1. There was no widespread "lynching for simply existing" phenomenon in the US. There were definitely gruesome and isolated cases of that, but small in number. Lynching was a practice of the vigilante attempts at law enforcement in the abandonment/chaos of the post-war South. The vast majority were accused of (at the time) serious crimes. While the nature of vigilantism means that inevitably some lynchings were committed via corruption/framing/sheer racism, you are lying by comparing it to the Yazidi situation.
2. The numbers: About 3,500 (subtracting whites) over the course of a century. Note that a minority were likely to be unprovoked hate crimes compared to a greater number of desperate responses to the post-war crime epidemic, but lets ignore that and use the full quantity. Conveniently, about 3,500 more white black are murdered by black people in the US per decade than the other way around, and those aren't in response to accused crimes in the ruins of a warzone, they are just interracial slayings.

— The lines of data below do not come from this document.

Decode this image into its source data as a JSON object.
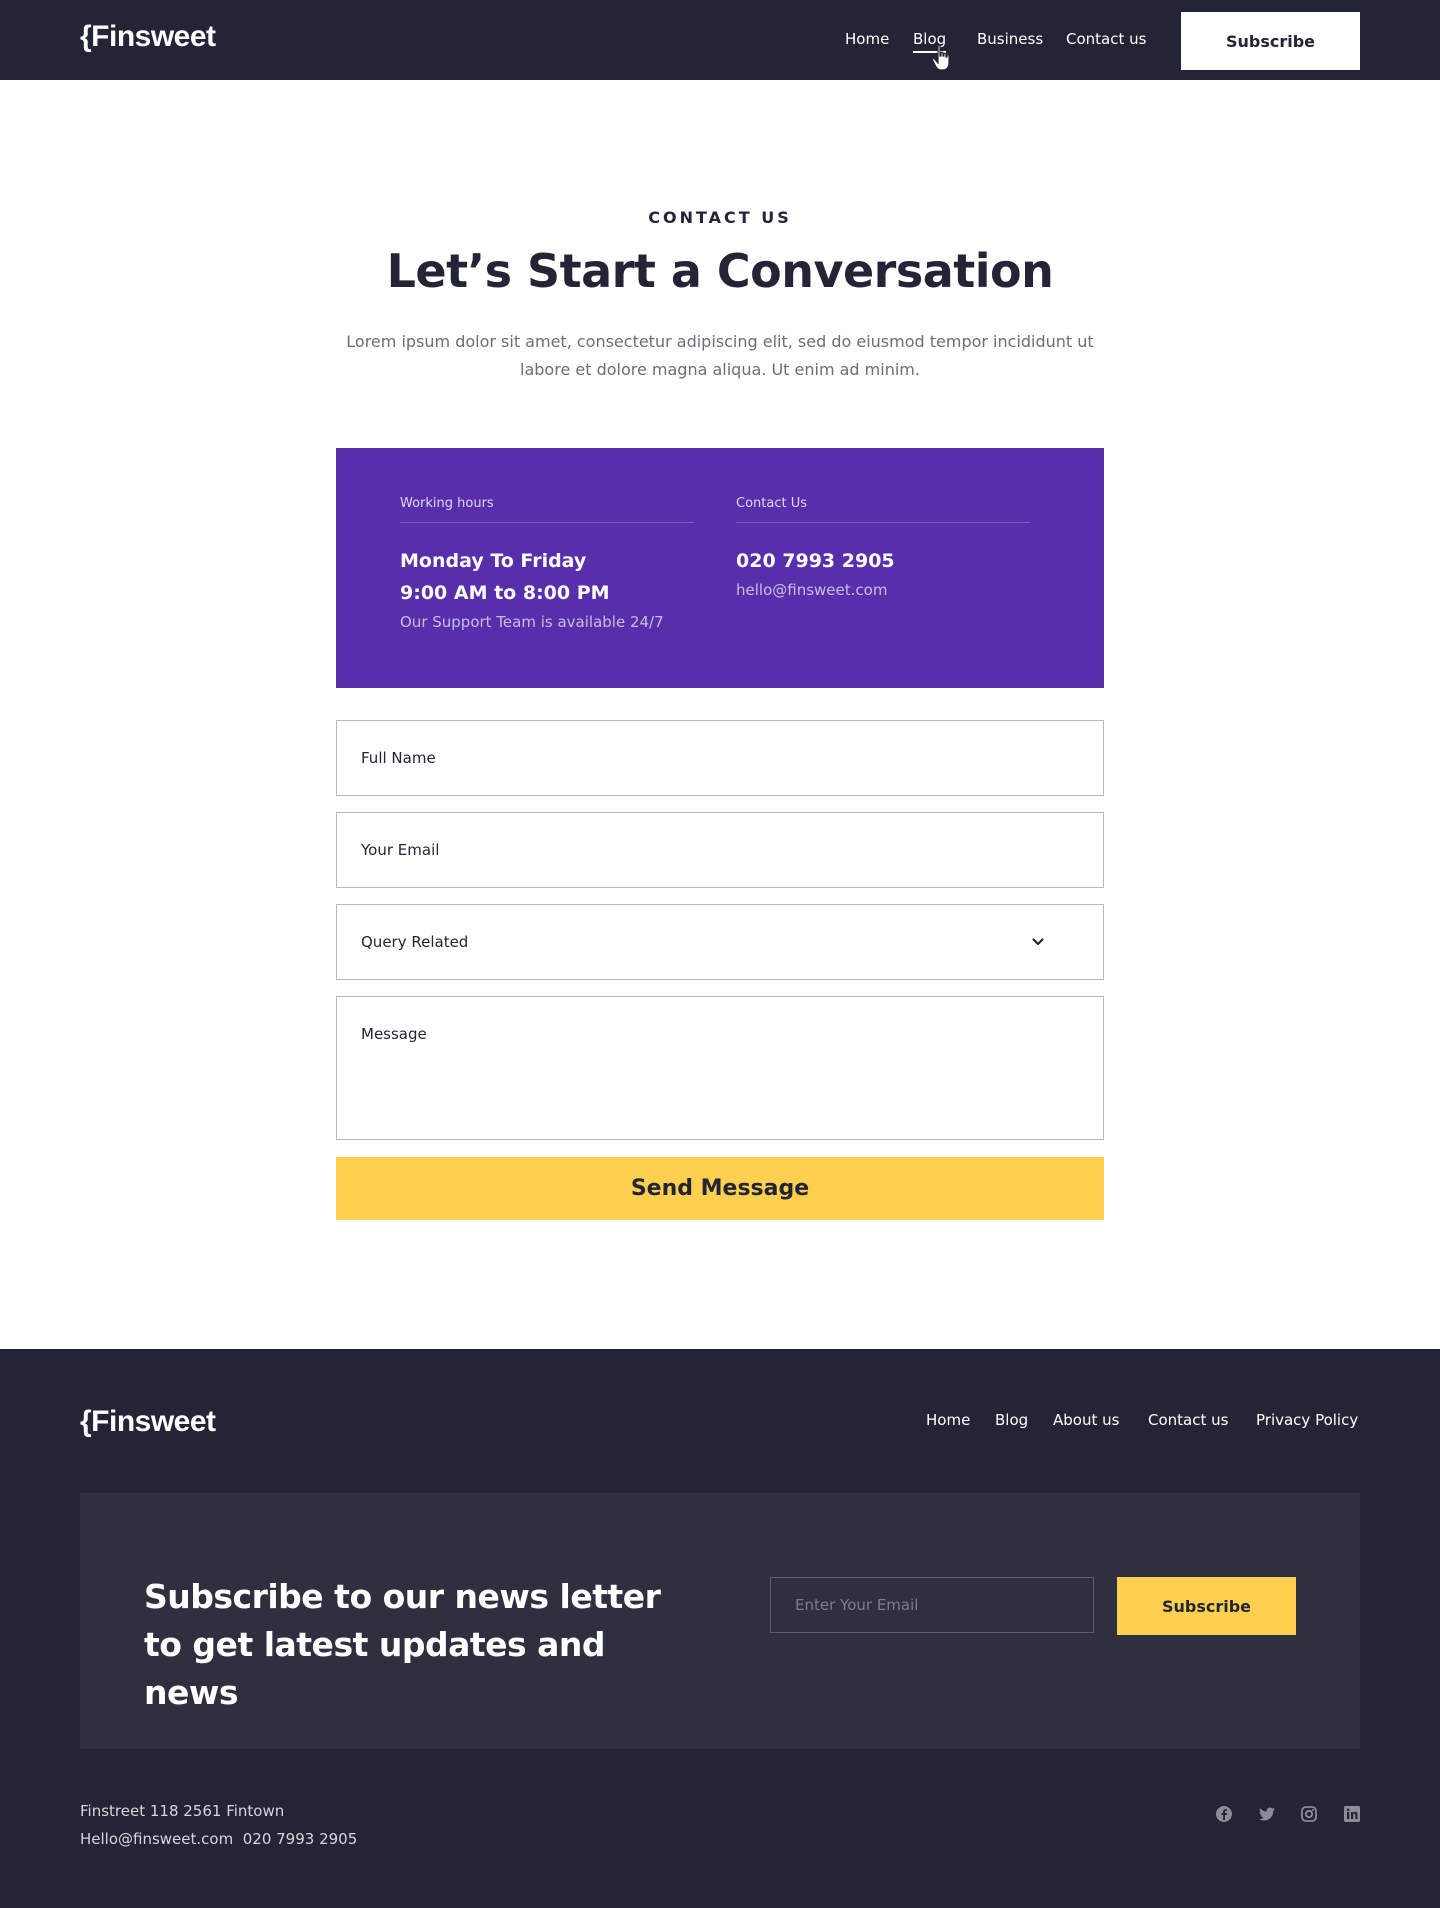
{
  "header": {
    "logo": "{Finsweet",
    "nav": [
      "Home",
      "Blog",
      "Business",
      "Contact us"
    ],
    "active_nav": "Blog",
    "subscribe_label": "Subscribe"
  },
  "hero": {
    "eyebrow": "CONTACT US",
    "title": "Let’s Start a Conversation",
    "intro": "Lorem ipsum dolor sit amet, consectetur adipiscing elit, sed do eiusmod tempor incididunt ut labore et dolore magna aliqua. Ut enim ad minim."
  },
  "info_card": {
    "working_hours_label": "Working hours",
    "days": "Monday To Friday",
    "hours": "9:00 AM to 8:00 PM",
    "support_note": "Our Support Team is available 24/7",
    "contact_label": "Contact Us",
    "phone": "020 7993 2905",
    "email": "hello@finsweet.com"
  },
  "form": {
    "full_name_placeholder": "Full Name",
    "email_placeholder": "Your Email",
    "query_selected": "Query Related",
    "message_placeholder": "Message",
    "send_label": "Send Message"
  },
  "footer": {
    "logo": "{Finsweet",
    "nav": [
      "Home",
      "Blog",
      "About us",
      "Contact us",
      "Privacy Policy"
    ],
    "newsletter_title": "Subscribe to our news letter to get latest updates and news",
    "newsletter_placeholder": "Enter Your Email",
    "newsletter_button": "Subscribe",
    "address": "Finstreet 118 2561 Fintown",
    "contact_line": "Hello@finsweet.com  020 7993 2905",
    "social_icons": [
      "facebook-icon",
      "twitter-icon",
      "instagram-icon",
      "linkedin-icon"
    ]
  },
  "colors": {
    "dark": "#232536",
    "purple": "#592eaa",
    "yellow": "#ffd050",
    "newsletter_bg": "#2e2f3f"
  }
}
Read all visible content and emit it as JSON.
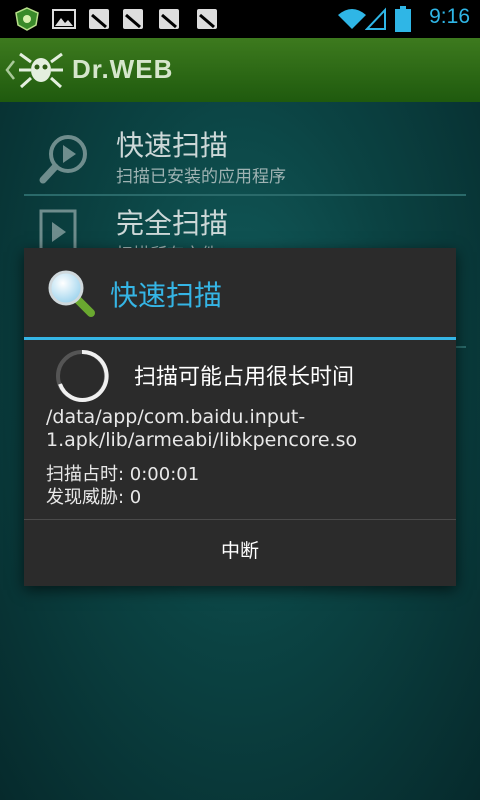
{
  "status_bar": {
    "time": "9:16",
    "icons": [
      "dr-web-app-icon",
      "image-notification-icon",
      "sd-card-icon",
      "sd-card-icon",
      "sd-card-icon",
      "sd-card-icon",
      "wifi-icon",
      "signal-icon",
      "battery-icon"
    ]
  },
  "action_bar": {
    "title": "Dr.WEB",
    "accent": "#35b5e5"
  },
  "menu": {
    "items": [
      {
        "title": "快速扫描",
        "subtitle": "扫描已安装的应用程序",
        "icon": "search-play-icon"
      },
      {
        "title": "完全扫描",
        "subtitle": "扫描所有文件",
        "icon": "file-play-icon"
      },
      {
        "title": "",
        "subtitle": "",
        "icon": ""
      },
      {
        "title": "",
        "subtitle": "",
        "icon": ""
      }
    ]
  },
  "dialog": {
    "title": "快速扫描",
    "message": "扫描可能占用很长时间",
    "path": "/data/app/com.baidu.input-1.apk/lib/armeabi/libkpencore.so",
    "elapsed": "扫描占时: 0:00:01",
    "threats": "发现威胁: 0",
    "cancel_label": "中断"
  }
}
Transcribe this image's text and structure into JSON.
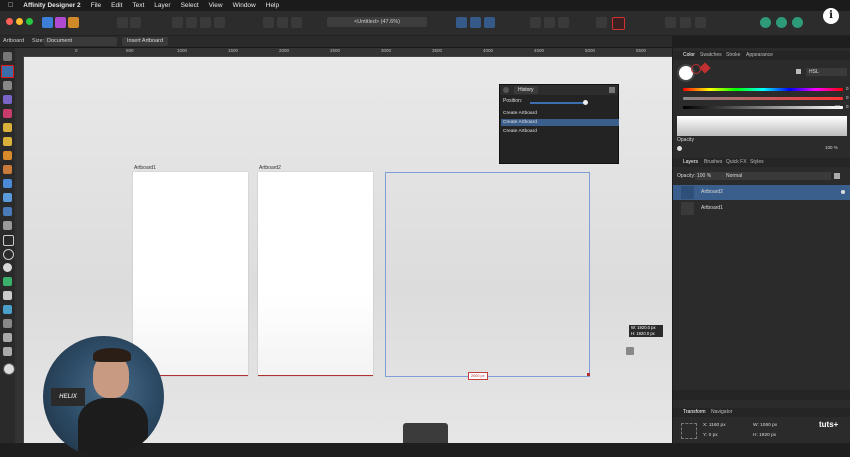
{
  "menubar": {
    "apple": "",
    "items": [
      "Affinity Designer 2",
      "File",
      "Edit",
      "Text",
      "Layer",
      "Select",
      "View",
      "Window",
      "Help"
    ]
  },
  "toolbar": {
    "doc_title": "<Untitled> (47.6%)"
  },
  "context": {
    "artboard_label": "Artboard",
    "size_label": "Size:",
    "size_value": "Document",
    "insert_button": "Insert Artboard"
  },
  "rulers": {
    "top": [
      "0",
      "500",
      "1000",
      "1500",
      "2000",
      "2500",
      "3000",
      "3500",
      "4000",
      "4500",
      "5000",
      "5500",
      "6000",
      "6500"
    ]
  },
  "canvas": {
    "artboards": [
      {
        "label": "Artboard1"
      },
      {
        "label": "Artboard2"
      }
    ],
    "dimension_tag": "2000 px",
    "tooltip": {
      "w": "W: 1920.0 px",
      "h": "H: 1920.0 px"
    }
  },
  "history": {
    "title": "History",
    "position_label": "Position:",
    "items": [
      "Create Artboard",
      "Create Artboard",
      "Create Artboard"
    ]
  },
  "color_panel": {
    "tabs": [
      "Color",
      "Swatches",
      "Stroke",
      "Appearance"
    ],
    "mode": "HSL",
    "values": [
      "0",
      "0",
      "0",
      "72"
    ],
    "opacity_label": "Opacity",
    "opacity_value": "100 %"
  },
  "layers_panel": {
    "tabs": [
      "Layers",
      "Brushes",
      "Quick FX",
      "Styles"
    ],
    "opacity_label": "Opacity:",
    "opacity_value": "100 %",
    "blend": "Normal",
    "layers": [
      "Artboard2",
      "Artboard1"
    ]
  },
  "transform_panel": {
    "tabs": [
      "Transform",
      "Navigator"
    ],
    "x": "1160 px",
    "y": "0 px",
    "w": "1060 px",
    "h": "1920 px"
  },
  "watermark": "tuts+",
  "colors": {
    "accent": "#3d6fb0",
    "selection": "#3b5f8d",
    "highlight_red": "#e01818"
  }
}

So if you're "keeping score" I guess you need to switch teams and start shouting about white power.
The key element you're ignoring is that the only ethnic group to ever be permanently 'demoted' by American society were the Natives. Africans have been upwardly mobile without interruption. You are complaining not about 'America's treatment of blacks' so much as that this upward mobility didn't happen quickly enough, that it took place in intervals, that in a fantasy world slaves would have been purchased from African slavers as an act of financially impossible altruism and immediately assimilated. Even then, US slavery accounted for such a tiny % of world slavery that this act of fantasy altruism wouldn't have accomplished much, so there's also an element of you envisioning America back then as the omnipotent political/cultural force it is today.
In summary I am not denying that oppression has existed in American society, but compared to virtually every other country on the planet, we are forced to squint a bit more to find it and sometimes the cartoonish exaggerations marginalize real 'tooth and nail' resistance and genocide abroad. I mean your #2 issue being protesters sprayed by water hoses kinda illustrates that?